Jun 18, 2006 05:08
When i was a kid, growing up in Cortland Ohio. I used to lay in my bed, during the early hours & listen to the clutter and noise from outside. I'd stare up at my ceiling and walls that had been stenciled with flowers by my mother, and i'd sit and listen to the neighbors kids running around. I'd hear the grass being cut two houses down, and the sounds of laughter from kids racing bikes, as their parents stood in circles discussing and comparing the latest "terror" story their kids have produced. In the very early morning i could hear the crickets and birds, and sometimes the occasional yelps of the frogs from the pond across the street. I'd sit in bed and wait. Wait until my mom would come to wake me up, hassle me out of bed to take my Flintstones vitamin & eat breakfast. Wait for my little brother to come and leap on the bed and poke me uncontrollably until i screamed for my father to make him stop. I'd sit and wait until someone would come get me & start my day for me. Those summer days consisted of riding bikes up and down the street. Us girls getting chased by the boys. Making lemonade stands or pretend restraunts outside to make extra "cash." As if we had anything we really needed, or could for that matter, buy at the time. We were young and free. I didnt have a care in the world. I got up when my mom said to, played outside all day. Most of the time had lunch at a friends house, or if it was my turn everyone ate at my house. I'd play outside until it got "dark" which at the time was 7pm. I'd come in, and by my mom's command.. the same way she woke me up and started each day..she would read to us and send us back to sleep to start the whole process over again...
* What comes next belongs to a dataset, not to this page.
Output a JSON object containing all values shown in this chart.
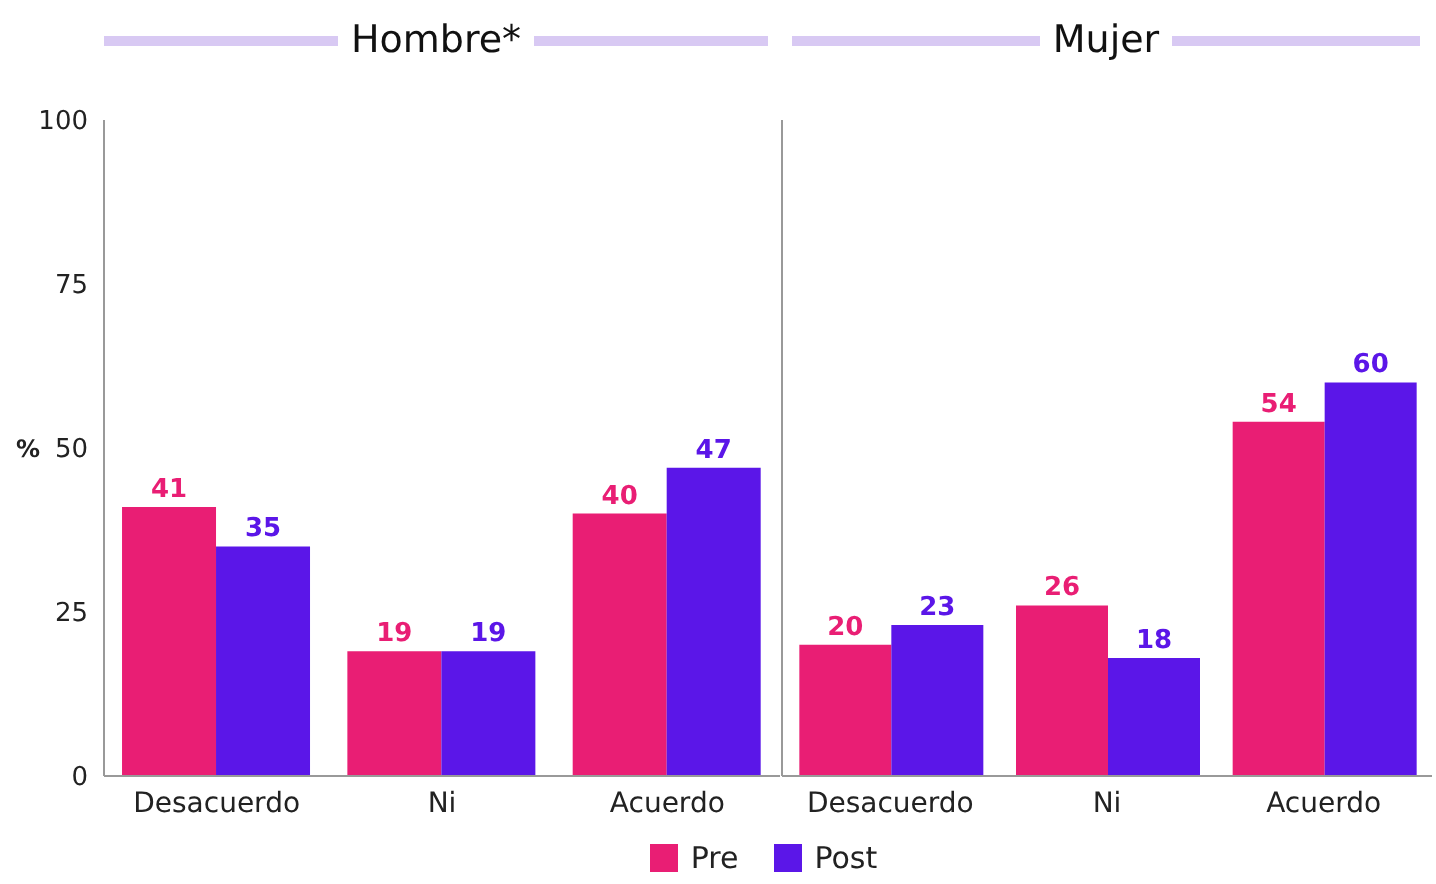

Im twenty years old now. I dont live in ohio anymore, and i couldnt even tell you half my neighbors names if you asked me. When i wake up in the morning i hear the radio left on from last night. I hear the unnesessarily loud fan from my laptop blowing on the bed beside me. I dont wake up and hear people cutting their grass. And on a rare occasion can i make out kids running around outside over the radio in my room. My mom doesnt wake me up anymore..Unless its 3pm and i still havent woken up from the night before which ended at around 6am..This happens often for me. However she doesnt run in and start my day the way she used to. Im twenty years old..she shouldnt have to. My little brother never comes in and pokes me. Half the time he's out being a rockstar before im even awake. He has his own life, almost seperate from mine completely & our mornings start at two different times. I dont wake up in the comfy pj's mom picked out for me the night before. Half the time my makeup is still stuck to my face & im wearing the shirt i had on the night before. My new summer days consist of waking up in a rush to hop in the shower and head off to work. Work. Something i never had to even think about when i woke up as a kid. There is no playing outside or lemonade stands. No racing bikes up and down the hill. Theres work. And unfortunately for most of us there is nothing i can do but go. On the days i dont work there still isnt any playing outside with my friends. It now consists of checking online for messages & looking at my cell phone to call these friends. Moms at work by the time i wake up, Dads almost always at work & if they're not..They're more than likely out busy with other things. I normally wake up alone.
I miss being a kid. I miss waking up and knowing the whole day was going to consist of "playing" with friends.Thats not all i miss about being a kid, Obviously life was much easier back then. Back when i didnt have to wear makeup to feel ok about myself. I didnt have to cry about boys or even worry about them because..lets face it..They had cooties. I never dissapointed my parents with grades, or ran from cops at parties with friends. Life was much easier back when my biggest worry was a skinned knee from falling off my bike. I'd take a skinned knee to a broken heart anyday... I took advantage of it though, just live every other kid does. I never thought about the day i'd wake up hours later and rush to work. I surely never imagined the day i'd check my cell phone before even saying hello to my own parents. Times have changed, yet there is nothing i can really do about it. I guess when you get older your "summer" gradually goes from mornings to nights. Beleive me, when i was ten years old i NEVER thought i'd spend my summer with a ton of friends drinking that gross stuff from a can my father used to drink when i was little. Funny how times change. I enjoy my summer nights...but i sure do miss those summer days as a kid growing up in ohio.